Terra

Conhecia bem aquele dorso branco: o Veleta, como uma lua em quarto crescente despenhada e semienterrada, o radiotelescópio apontado aos limites da galáxia, a lagoa de Yeguas por detrás, invisível desde o mundo terreno, mas sempre ali, perpétua e serena. Podia dizer em que mês estava só pelas lágrimas de neve das cotas mais baixas, agora ondulantes, moldadas pelo degelo, noutras alturas afiladas de neve fresca. Mas sabia também que as estações, em tão olímpico lugar, são apenas o disfarce que encobre o ritmo geológico. Ali em cima não existe tempo, pensou. E lá em baixo, ao largo do enorme maciço bético que agora contemplava, os homenzinhos, patéticos na sua insignificância, nascem, vivem, morrem, em gerações atrás de gerações, em civilizações erguidas e derrubadas, em guerras com pausas para a paz, num fogo destruidor e regenerador que nunca chega até às atmosferas rarefeitas onde as pegadas da criatura solitária são ainda mais efémeras. Não há lugar para os homens na eternidade. E com esta certeza baixou a cabeça e pousou-a sobre a mochila.

Carlos M. Fernandes, Serra Nevada, 2012

Estava sozinho, na antecâmara da alta montanha, deitado sobre um imenso prado verde. Duas águias sobrevoavam o vale, até desparecerem, camufladas por um cabeço ocre. Diante de si, o refulgente dorso branco, o telescópio, o Veleta.
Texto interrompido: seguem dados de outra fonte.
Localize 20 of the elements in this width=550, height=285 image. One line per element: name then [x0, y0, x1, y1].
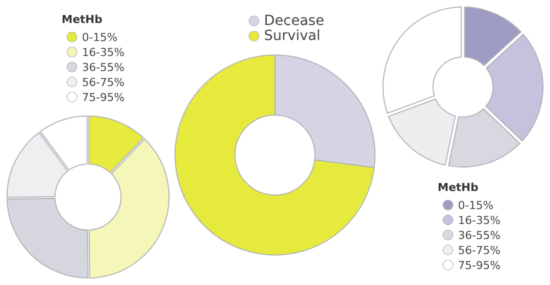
donut-slice [448, 108, 520, 168]
legend-label: Decease [264, 13, 324, 29]
donut-slice [464, 6, 522, 66]
donut-slice [382, 6, 462, 114]
legend-label: 0-15% [458, 199, 494, 212]
legend-title: MetHb [62, 13, 102, 26]
donut-slice [388, 98, 456, 166]
legend-label: 75-95% [458, 259, 500, 272]
legend-label: 56-75% [82, 76, 124, 89]
legend-label: 16-35% [82, 46, 124, 59]
legend-label: 36-55% [82, 61, 124, 74]
donut-slice [174, 54, 375, 256]
legend-label: Survival [264, 28, 320, 44]
legend-label: 0-15% [82, 31, 118, 44]
legend-label: 16-35% [458, 214, 500, 227]
legend-title: MetHb [438, 181, 478, 194]
donut-slice [485, 34, 544, 142]
legend-label: 75-95% [82, 91, 124, 104]
legend-label: 56-75% [458, 244, 500, 257]
legend-label: 36-55% [458, 229, 500, 242]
E o silêncio, apenas interrompido pelo ocasional voo picado de algum moscardo de primavera. Um homem tem que subir uma montanha ou perder-se no mar para encontrar a solidão e ter uma ideia minimamente consistente sobre ele próprio. Lera isso em algum livro. Ou talvez fosse apenas uma das suas notas, escritas com letra ébria ao balcão de algum bar de má morte. Não se recordava. Mas escreveu outra nota, mental: um homem não vive, é apenas uma testemunha do mundo. E logo levou a mão ao bolso para confirmar se tinha dinheiro trocado. Há uma altura da vida, reflectiu, enquanto sentia o metal inerte entre o polegar e o indicador, um derradeiro período, depois de enterrados os machados de guerra e os primeiros fantasmas, em que devemos levar sempre uma moeda no bolso. E ainda que cem anos de solidão não lhe parecessem um mau projecto, sabia que um homem livre é sempre dono do seu destino. Assim, a moeda, ou para Carontes ou para o fundo do Estige.